Plaintiff asserts Eighth Amendment deliberate indifference to safety and medical needs claims against all defendants. Id. at 16-17. Plaintiff's claims cannot survive screening. Eighth Amendment liability arises only where a prison official “knows that inmates face a substantial risk of serious harm and disregards that risk by failing to take reasonable measures to abate it.” Farmer v. Brennan, 511 U.S. 825, 847 (1994). Although plaintiff did not want to be transferred from CMF, it does not follow that a transfer necessarily posed a substantial risk of serious harm to plaintiff. Rather, plaintiff was informed that the transfer was prompted by CMF's need to change its housing structure in response to the Covid-19 pandemic. Despite the very serious medical problems that plagued plaintiff following the transfer, the CMF defendants did not approve of the transfer knowing these problems were inevitable or even likely. The complaint also fails to specify facts showing how the CHCF warden acted with deliberate indifference to plaintiff's health and safety in violation of the Eighth Amendment. That there had been outbreaks of Covid-19 and legionaries disease at CHCF is not enough.ECF No. 11 at 2-3.
The amended complaint (ECF No. 12) is simply a repackaging of the original complaint. It does not add any new allegations to cure the deficiencies identified in the court's prior screening order. The amended complaint adds that plaintiff was transferred to CHCF at a time when CDCR had imposed limitations and suspensions of inmate transfers and movements. ECF No. 12 at 14. This new allegation, however, is not enough to satisfy the deliberate indifference requirement. Plaintiff has already made clear that his transfer was necessitated by CMF's need “to change its housing structure in response to the COVID pand[e]mic . . . .” ECF No. 12 at 15. There are no new allegations demonstrating that any defendant deliberately disregarded the risks of harm to plaintiff or otherwise carried out his transfer in an unsafe manner. Boiled down, plaintiff's claim is that he had serious medical needs and was transferred to another prison during the Covid-19 pandemic. This alone does not amount to a constitutional violation. Further, despite the very serious medical problems that plagued plaintiff following the transfer, warden Burton cannot be held responsible simply because of his role as a supervisor. See Taylor v. List, 880 F.2d 1040, 1045 (9th Cir. 1989).

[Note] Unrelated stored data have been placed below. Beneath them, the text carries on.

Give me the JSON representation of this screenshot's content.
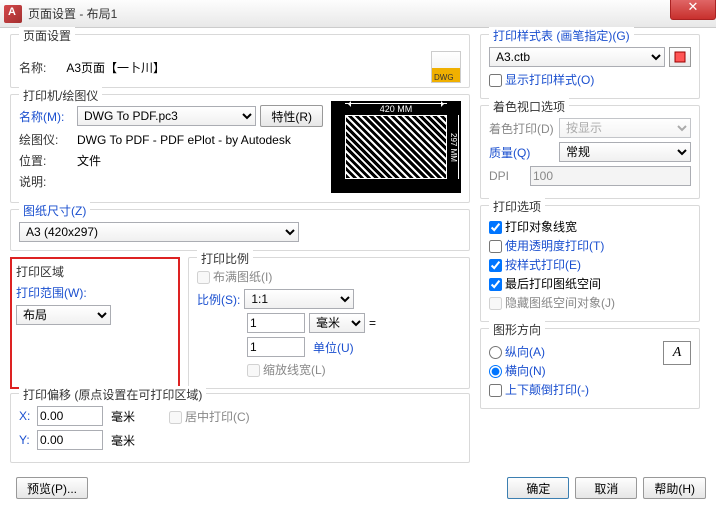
{
  "window": {
    "title": "页面设置 - 布局1"
  },
  "pageSetup": {
    "group": "页面设置",
    "name_lbl": "名称:",
    "name_val": "A3页面【一卜川】"
  },
  "printer": {
    "group": "打印机/绘图仪",
    "name_lbl": "名称(M):",
    "name_sel": "DWG To PDF.pc3",
    "props_btn": "特性(R)",
    "plotter_lbl": "绘图仪:",
    "plotter_val": "DWG To PDF - PDF ePlot - by Autodesk",
    "where_lbl": "位置:",
    "where_val": "文件",
    "desc_lbl": "说明:",
    "preview_w": "420 MM",
    "preview_h": "297 MM"
  },
  "paperSize": {
    "group": "图纸尺寸(Z)",
    "sel": "A3 (420x297)"
  },
  "plotArea": {
    "group": "打印区域",
    "range_lbl": "打印范围(W):",
    "sel": "布局"
  },
  "plotScale": {
    "group": "打印比例",
    "fit_lbl": "布满图纸(I)",
    "scale_lbl": "比例(S):",
    "scale_sel": "1:1",
    "unit1_val": "1",
    "unit1_sel": "毫米",
    "eq": "=",
    "unit2_val": "1",
    "unit2_lbl": "单位(U)",
    "scalelw_lbl": "缩放线宽(L)"
  },
  "offset": {
    "group": "打印偏移 (原点设置在可打印区域)",
    "x_lbl": "X:",
    "x_val": "0.00",
    "x_unit": "毫米",
    "y_lbl": "Y:",
    "y_val": "0.00",
    "y_unit": "毫米",
    "center_lbl": "居中打印(C)"
  },
  "styleTable": {
    "group": "打印样式表 (画笔指定)(G)",
    "sel": "A3.ctb",
    "display_lbl": "显示打印样式(O)"
  },
  "shaded": {
    "group": "着色视口选项",
    "shade_lbl": "着色打印(D)",
    "shade_sel": "按显示",
    "quality_lbl": "质量(Q)",
    "quality_sel": "常规",
    "dpi_lbl": "DPI",
    "dpi_val": "100"
  },
  "options": {
    "group": "打印选项",
    "o1": "打印对象线宽",
    "o2": "使用透明度打印(T)",
    "o3": "按样式打印(E)",
    "o4": "最后打印图纸空间",
    "o5": "隐藏图纸空间对象(J)"
  },
  "orient": {
    "group": "图形方向",
    "portrait": "纵向(A)",
    "landscape": "横向(N)",
    "upside": "上下颠倒打印(-)"
  },
  "footer": {
    "preview": "预览(P)...",
    "ok": "确定",
    "cancel": "取消",
    "help": "帮助(H)"
  }
}
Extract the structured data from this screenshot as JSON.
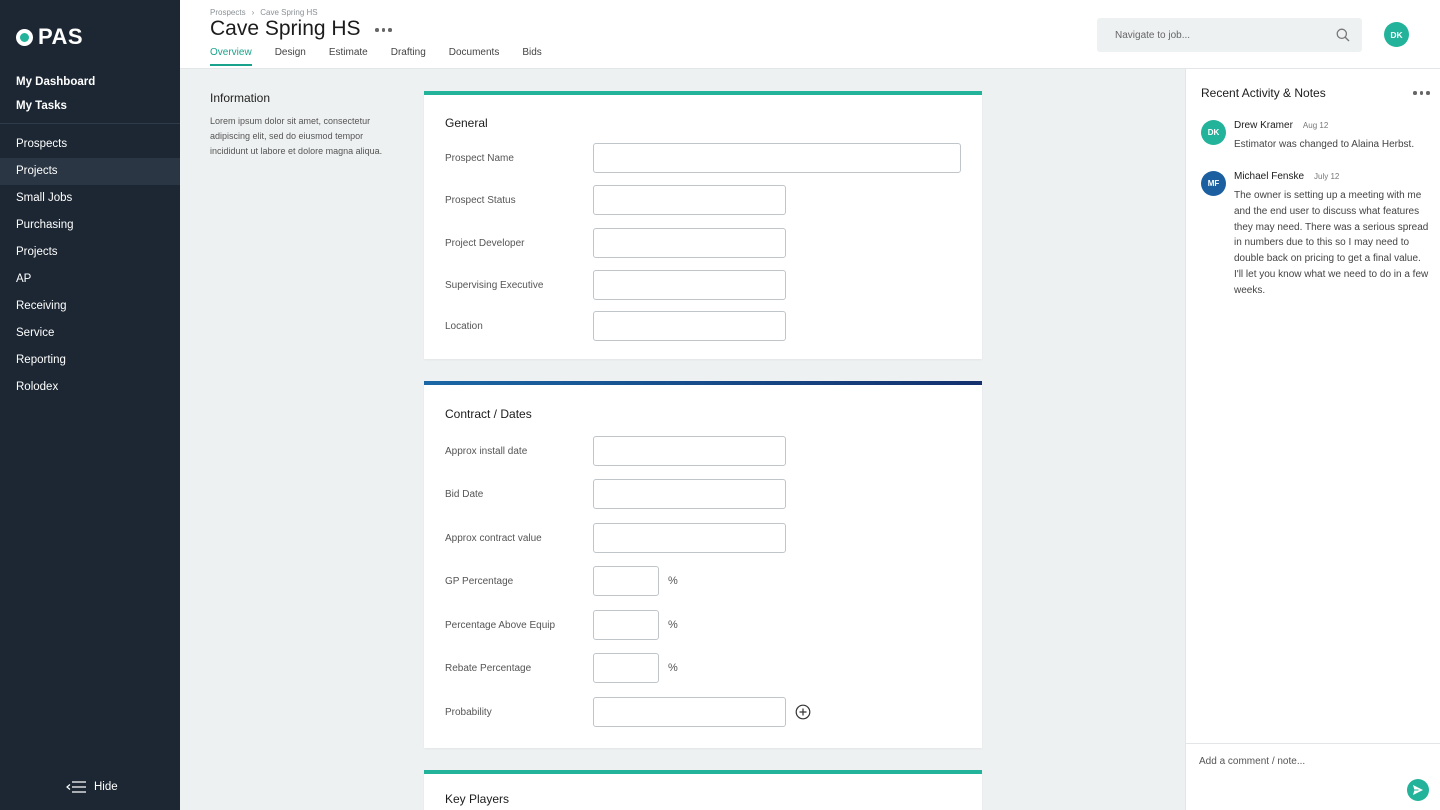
{
  "app": {
    "logo": "PAS"
  },
  "sidebar": {
    "top_items": [
      {
        "label": "My Dashboard"
      },
      {
        "label": "My Tasks"
      }
    ],
    "items": [
      {
        "label": "Prospects"
      },
      {
        "label": "Projects",
        "active": true
      },
      {
        "label": "Small Jobs"
      },
      {
        "label": "Purchasing"
      },
      {
        "label": "Projects"
      },
      {
        "label": "AP"
      },
      {
        "label": "Receiving"
      },
      {
        "label": "Service"
      },
      {
        "label": "Reporting"
      },
      {
        "label": "Rolodex"
      }
    ],
    "hide_label": "Hide"
  },
  "header": {
    "breadcrumb": {
      "parent": "Prospects",
      "separator": "›",
      "current": "Cave Spring HS"
    },
    "title": "Cave Spring HS",
    "tabs": [
      {
        "label": "Overview",
        "active": true
      },
      {
        "label": "Design"
      },
      {
        "label": "Estimate"
      },
      {
        "label": "Drafting"
      },
      {
        "label": "Documents"
      },
      {
        "label": "Bids"
      }
    ],
    "search": {
      "placeholder": "Navigate to job..."
    },
    "user_initials": "DK"
  },
  "info": {
    "title": "Information",
    "text": "Lorem ipsum dolor sit amet, consectetur adipiscing elit, sed do eiusmod tempor incididunt ut labore et dolore magna aliqua."
  },
  "general": {
    "title": "General",
    "fields": [
      {
        "label": "Prospect Name",
        "value": ""
      },
      {
        "label": "Prospect Status",
        "value": ""
      },
      {
        "label": "Project Developer",
        "value": ""
      },
      {
        "label": "Supervising Executive",
        "value": ""
      },
      {
        "label": "Location",
        "value": ""
      }
    ]
  },
  "contract": {
    "title": "Contract / Dates",
    "fields": [
      {
        "label": "Approx install date",
        "value": ""
      },
      {
        "label": "Bid Date",
        "value": ""
      },
      {
        "label": "Approx contract value",
        "value": ""
      },
      {
        "label": "GP Percentage",
        "value": "",
        "unit": "%"
      },
      {
        "label": "Percentage Above Equip",
        "value": "",
        "unit": "%"
      },
      {
        "label": "Rebate Percentage",
        "value": "",
        "unit": "%"
      },
      {
        "label": "Probability",
        "value": ""
      }
    ]
  },
  "key_players": {
    "title": "Key Players"
  },
  "activity": {
    "title": "Recent Activity & Notes",
    "notes": [
      {
        "initials": "DK",
        "name": "Drew Kramer",
        "date": "Aug 12",
        "body": "Estimator was changed to Alaina Herbst."
      },
      {
        "initials": "MF",
        "name": "Michael Fenske",
        "date": "July 12",
        "body": "The owner is setting up a meeting with me and the end user to discuss what features they may need. There was a serious spread in numbers due to this so I may need to double back on pricing to get a final value. I'll let you know what we need to do in a few weeks."
      }
    ],
    "comment_placeholder": "Add a comment / note..."
  },
  "colors": {
    "accent": "#22b39a",
    "sidebar": "#1c2733",
    "blue": "#1b5fa0"
  }
}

Based on the foregoing, the court finds that plaintiff is unable to state a cognizable federal claim for relief and this action should be dismissed without further leave to amend. Plumeau v. SchoolDist. # 40, 130 F.3d 432, 439 (9th Cir. 1997) (denial of leave to amend appropriate where further amendment would be futile).

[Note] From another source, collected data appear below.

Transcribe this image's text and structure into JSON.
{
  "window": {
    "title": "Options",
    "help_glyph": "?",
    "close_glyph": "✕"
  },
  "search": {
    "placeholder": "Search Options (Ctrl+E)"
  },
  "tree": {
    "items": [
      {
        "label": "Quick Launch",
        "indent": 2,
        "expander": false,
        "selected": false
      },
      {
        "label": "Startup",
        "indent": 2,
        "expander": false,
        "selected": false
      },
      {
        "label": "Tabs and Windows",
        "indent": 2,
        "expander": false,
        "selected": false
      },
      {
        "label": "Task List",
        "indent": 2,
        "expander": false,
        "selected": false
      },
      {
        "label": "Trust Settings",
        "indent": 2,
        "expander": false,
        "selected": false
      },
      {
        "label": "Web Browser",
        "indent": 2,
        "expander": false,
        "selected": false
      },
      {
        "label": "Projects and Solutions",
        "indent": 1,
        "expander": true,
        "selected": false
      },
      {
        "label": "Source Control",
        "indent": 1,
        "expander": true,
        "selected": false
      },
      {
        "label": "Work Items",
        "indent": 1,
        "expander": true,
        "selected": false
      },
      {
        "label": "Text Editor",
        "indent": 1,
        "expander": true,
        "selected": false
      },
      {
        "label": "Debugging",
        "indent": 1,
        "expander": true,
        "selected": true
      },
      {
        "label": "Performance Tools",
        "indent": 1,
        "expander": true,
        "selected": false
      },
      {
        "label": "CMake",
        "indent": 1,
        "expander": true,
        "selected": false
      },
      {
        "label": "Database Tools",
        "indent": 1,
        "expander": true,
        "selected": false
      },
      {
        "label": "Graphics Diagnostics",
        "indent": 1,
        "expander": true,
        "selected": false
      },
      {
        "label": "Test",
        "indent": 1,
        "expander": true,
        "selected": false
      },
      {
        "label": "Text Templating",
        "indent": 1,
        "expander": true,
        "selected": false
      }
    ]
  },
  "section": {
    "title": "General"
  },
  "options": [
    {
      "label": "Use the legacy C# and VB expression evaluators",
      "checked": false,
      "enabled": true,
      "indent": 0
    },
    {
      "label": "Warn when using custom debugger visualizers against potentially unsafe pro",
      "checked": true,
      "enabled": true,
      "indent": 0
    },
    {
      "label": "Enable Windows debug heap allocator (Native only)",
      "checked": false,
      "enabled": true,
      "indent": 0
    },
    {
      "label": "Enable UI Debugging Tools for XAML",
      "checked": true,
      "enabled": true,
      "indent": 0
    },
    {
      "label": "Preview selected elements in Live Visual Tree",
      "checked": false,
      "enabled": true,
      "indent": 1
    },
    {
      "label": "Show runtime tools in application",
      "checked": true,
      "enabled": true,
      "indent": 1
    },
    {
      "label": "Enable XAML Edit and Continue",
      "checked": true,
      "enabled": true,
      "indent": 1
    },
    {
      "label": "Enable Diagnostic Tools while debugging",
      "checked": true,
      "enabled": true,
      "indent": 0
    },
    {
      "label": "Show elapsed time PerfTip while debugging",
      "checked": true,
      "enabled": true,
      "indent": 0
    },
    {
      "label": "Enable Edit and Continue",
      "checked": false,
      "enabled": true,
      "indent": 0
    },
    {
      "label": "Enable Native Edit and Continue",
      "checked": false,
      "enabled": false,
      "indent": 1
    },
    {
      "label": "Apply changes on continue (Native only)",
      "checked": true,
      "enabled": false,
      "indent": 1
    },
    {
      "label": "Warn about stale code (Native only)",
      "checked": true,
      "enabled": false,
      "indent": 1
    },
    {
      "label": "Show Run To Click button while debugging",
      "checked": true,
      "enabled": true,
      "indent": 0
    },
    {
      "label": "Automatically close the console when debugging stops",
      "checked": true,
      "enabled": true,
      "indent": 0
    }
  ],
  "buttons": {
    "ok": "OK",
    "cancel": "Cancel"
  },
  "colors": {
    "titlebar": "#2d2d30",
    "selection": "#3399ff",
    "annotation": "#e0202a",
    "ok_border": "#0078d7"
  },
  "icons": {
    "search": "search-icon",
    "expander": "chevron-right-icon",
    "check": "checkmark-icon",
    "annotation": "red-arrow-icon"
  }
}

Accordingly, it is RECOMMENDED that plaintiff's amended complaint (ECF No. 12) be DISMISSED without leave to amend for failure to state a cognizable claim.

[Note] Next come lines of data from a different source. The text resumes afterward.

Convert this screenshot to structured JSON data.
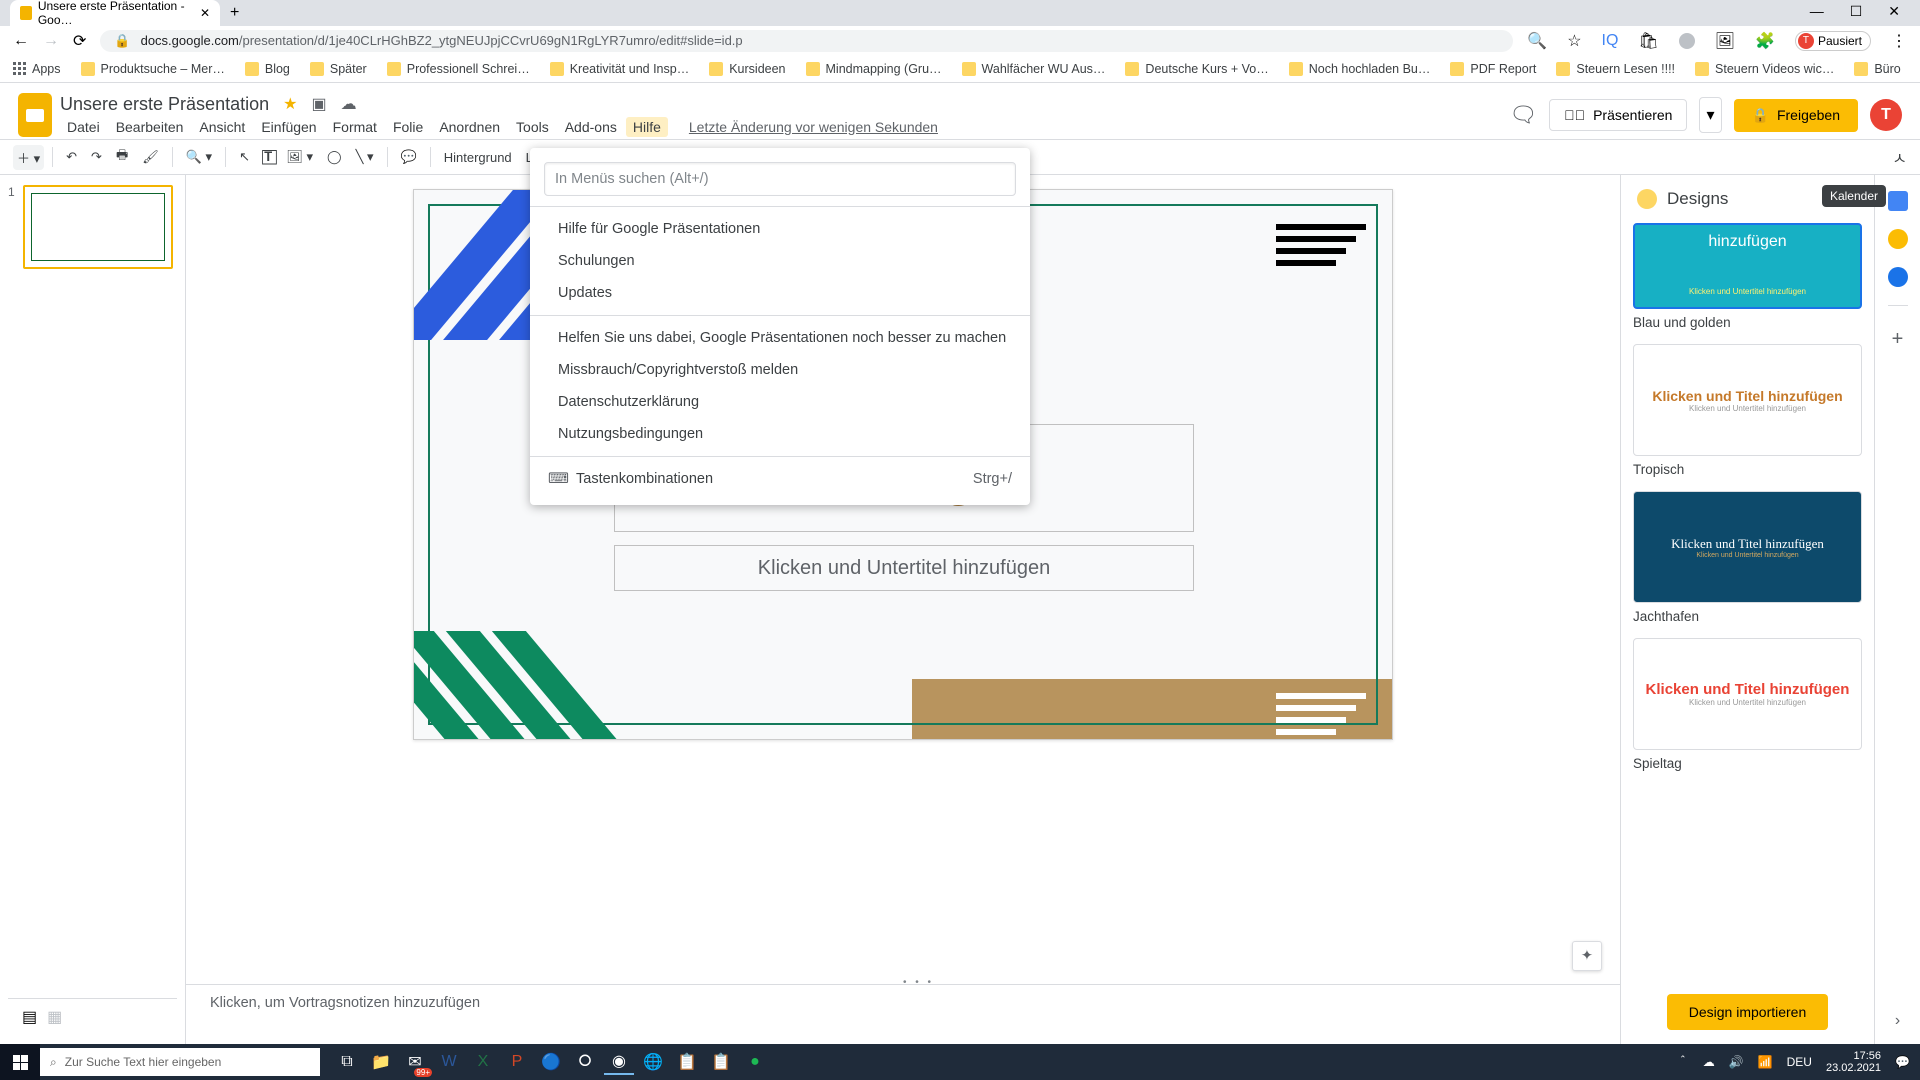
{
  "browser": {
    "tab_title": "Unsere erste Präsentation - Goo…",
    "url_prefix": "docs.google.com",
    "url_path": "/presentation/d/1je40CLrHGhBZ2_ytgNEUJpjCCvrU69gN1RgLYR7umro/edit#slide=id.p",
    "profile_label": "Pausiert",
    "window_min": "—",
    "window_max": "☐",
    "window_close": "✕"
  },
  "bookmarks": {
    "apps": "Apps",
    "items": [
      "Produktsuche – Mer…",
      "Blog",
      "Später",
      "Professionell Schrei…",
      "Kreativität und Insp…",
      "Kursideen",
      "Mindmapping (Gru…",
      "Wahlfächer WU Aus…",
      "Deutsche Kurs + Vo…",
      "Noch hochladen Bu…",
      "PDF Report",
      "Steuern Lesen !!!!",
      "Steuern Videos wic…",
      "Büro"
    ]
  },
  "doc": {
    "title": "Unsere erste Präsentation",
    "last_edit": "Letzte Änderung vor wenigen Sekunden"
  },
  "menubar": {
    "file": "Datei",
    "edit": "Bearbeiten",
    "view": "Ansicht",
    "insert": "Einfügen",
    "format": "Format",
    "slide": "Folie",
    "arrange": "Anordnen",
    "tools": "Tools",
    "addons": "Add-ons",
    "help": "Hilfe"
  },
  "header_actions": {
    "present": "Präsentieren",
    "share": "Freigeben"
  },
  "toolbar": {
    "background": "Hintergrund",
    "layout": "Layout"
  },
  "help_menu": {
    "search_placeholder": "In Menüs suchen (Alt+/)",
    "help_docs": "Hilfe für Google Präsentationen",
    "training": "Schulungen",
    "updates": "Updates",
    "improve": "Helfen Sie uns dabei, Google Präsentationen noch besser zu machen",
    "report": "Missbrauch/Copyrightverstoß melden",
    "privacy": "Datenschutzerklärung",
    "terms": "Nutzungsbedingungen",
    "shortcuts": "Tastenkombinationen",
    "shortcuts_key": "Strg+/"
  },
  "slide": {
    "title_placeholder": "hinzufügen",
    "subtitle_placeholder": "Klicken und Untertitel hinzufügen"
  },
  "notes": {
    "placeholder": "Klicken, um Vortragsnotizen hinzuzufügen"
  },
  "filmstrip": {
    "slide1_num": "1"
  },
  "designs": {
    "title": "Designs",
    "import": "Design importieren",
    "tooltip": "Kalender",
    "themes": [
      {
        "name": "Blau und golden",
        "title_text": "hinzufügen",
        "sub_text": "Klicken und Untertitel hinzufügen"
      },
      {
        "name": "Tropisch",
        "title_text": "Klicken und Titel hinzufügen",
        "sub_text": "Klicken und Untertitel hinzufügen"
      },
      {
        "name": "Jachthafen",
        "title_text": "Klicken und Titel hinzufügen",
        "sub_text": "Klicken und Untertitel hinzufügen"
      },
      {
        "name": "Spieltag",
        "title_text": "Klicken und Titel hinzufügen",
        "sub_text": "Klicken und Untertitel hinzufügen"
      }
    ]
  },
  "taskbar": {
    "search_placeholder": "Zur Suche Text hier eingeben",
    "lang": "DEU",
    "time": "17:56",
    "date": "23.02.2021",
    "notif": "99+"
  }
}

These findings and recommendations are submitted to the United States District Judge assigned to the case, pursuant to the provisions of 28 U.S.C. § 636(b)(1). Within fourteen days after being served with these findings and recommendations, any party may file written objections with the court and serve a copy on all parties. Such a document should be captioned “Objections to Magistrate Judge's Findings and Recommendations.” Failure to file objections within the specified time may waive the right to appeal the District Court's order. Turner v. Duncan, 158 F.3d 449, 455 (9th Cir. 1998); Martinez v. Ylst, 951 F.2d 1153 (9th Cir. 1991).